La plaga de la procesionaria ya se ve en Terrassa. En los últimos días ya se han podido observar en diferentes espacios de la ciudad infectados por este animal. Se encuentra en su forma embrionaria, con las bolsas blancas en las ramas de los pinos. Uno de los lugares afectados es el pequeño bosquecillo que hay en la ronda de Ponent al lado del Puente de Vacarisses, en dirección oeste-Roc Blanc.
El mes de febrero de 2024, MónTerrassa se hacía eco de que la sequía y las altas temperaturas habían adelantado esta plaga que se ha ido haciendo cada vez más presente en nuestro país, y que ya afecta a cerca de 100 mil de las 800 mil hectáreas de pinares que hay en Cataluña. El mismo alcalde Jordi Ballart hizo un llamado de alerta a la ciudadanía a través de las redes sociales para que estuvieran atentos.

Los problemas que genera la procesionaria
Para las personas, el principal problema radica en el contacto con los pelos urticantes que se dispersan y flotan por el aire.
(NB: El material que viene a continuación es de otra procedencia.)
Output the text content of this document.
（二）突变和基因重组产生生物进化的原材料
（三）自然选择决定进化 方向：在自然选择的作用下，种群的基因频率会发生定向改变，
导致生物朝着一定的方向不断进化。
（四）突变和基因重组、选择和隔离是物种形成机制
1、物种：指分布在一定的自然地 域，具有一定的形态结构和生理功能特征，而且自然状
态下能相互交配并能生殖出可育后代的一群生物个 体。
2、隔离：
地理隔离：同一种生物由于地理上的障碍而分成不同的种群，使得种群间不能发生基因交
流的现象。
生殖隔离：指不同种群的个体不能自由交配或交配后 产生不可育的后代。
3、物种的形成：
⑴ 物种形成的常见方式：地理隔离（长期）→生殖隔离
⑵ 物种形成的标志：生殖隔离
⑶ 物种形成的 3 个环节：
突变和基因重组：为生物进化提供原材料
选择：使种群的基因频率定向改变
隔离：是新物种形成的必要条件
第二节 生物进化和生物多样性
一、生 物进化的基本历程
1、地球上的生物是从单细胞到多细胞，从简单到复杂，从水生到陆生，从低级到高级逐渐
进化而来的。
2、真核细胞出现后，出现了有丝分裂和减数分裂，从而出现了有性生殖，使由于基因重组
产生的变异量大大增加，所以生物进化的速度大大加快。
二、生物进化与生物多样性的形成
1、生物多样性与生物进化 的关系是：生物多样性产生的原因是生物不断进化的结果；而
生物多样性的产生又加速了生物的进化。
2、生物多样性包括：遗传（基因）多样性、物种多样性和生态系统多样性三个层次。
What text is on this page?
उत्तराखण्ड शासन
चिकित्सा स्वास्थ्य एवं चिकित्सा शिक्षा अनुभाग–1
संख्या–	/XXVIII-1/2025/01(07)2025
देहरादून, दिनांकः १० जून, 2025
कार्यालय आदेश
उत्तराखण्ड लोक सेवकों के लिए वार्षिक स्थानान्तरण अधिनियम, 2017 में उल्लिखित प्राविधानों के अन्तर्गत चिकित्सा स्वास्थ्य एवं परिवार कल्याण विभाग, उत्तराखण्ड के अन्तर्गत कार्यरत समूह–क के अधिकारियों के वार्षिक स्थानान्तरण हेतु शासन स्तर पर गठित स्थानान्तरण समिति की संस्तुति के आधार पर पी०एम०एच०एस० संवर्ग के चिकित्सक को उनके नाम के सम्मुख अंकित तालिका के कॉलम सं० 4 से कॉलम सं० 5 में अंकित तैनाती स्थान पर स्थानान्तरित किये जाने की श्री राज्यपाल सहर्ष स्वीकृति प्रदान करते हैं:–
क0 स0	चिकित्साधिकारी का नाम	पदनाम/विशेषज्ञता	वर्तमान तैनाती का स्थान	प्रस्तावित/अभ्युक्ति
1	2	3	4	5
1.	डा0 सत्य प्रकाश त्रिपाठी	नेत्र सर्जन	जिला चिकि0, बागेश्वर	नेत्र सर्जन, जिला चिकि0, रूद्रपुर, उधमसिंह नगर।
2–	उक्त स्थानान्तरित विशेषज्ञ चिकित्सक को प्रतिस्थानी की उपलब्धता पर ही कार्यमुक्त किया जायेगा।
Esto puede provocar irritaciones en la piel, nariz y ojos, en forma de picazón. Si se produce un contacto directo con la oruga, el pelo se clava en la piel y puede dar una reacción alérgica en forma de urticaria (lesiones eritematosas en la piel) y en algunas ocasiones pueden producir una inflamación de la vía respiratoria ocasionando dificultad al respirar. La afectación cutánea es la más frecuente, las lesiones se localizan en las zonas expuestas de la piel, como el cuello y las extremidades. Las lesiones aparecen después del contacto y desaparecen en horas o pocos días.
Pero los animales son también una de las víctimas preferidas de la procesionaria. Desde el Centro de Atención a los Animales Domésticos (CAAD) recuerdan que hay que estar muy atentos en las zonas boscosas pero también en parques y plazas. Se reconocen fácilmente porque suelen ir en fila o se amontonan. Como a menudo es incontrolable donde ponen el hocico o las patas los perros, hay que estar atentos a los síntomas que en los animales son mucho más evidentes y rápidos de detectar: hipersalivación, se rascan demasiado y muy a menudo, dificultad respiratoria, nerviosismo, irritación y/o inflamación de la piel, úlceras y ampollas, además de un posible aumento de la lengua o cambio de color (en caso de que haya ingerido alguna).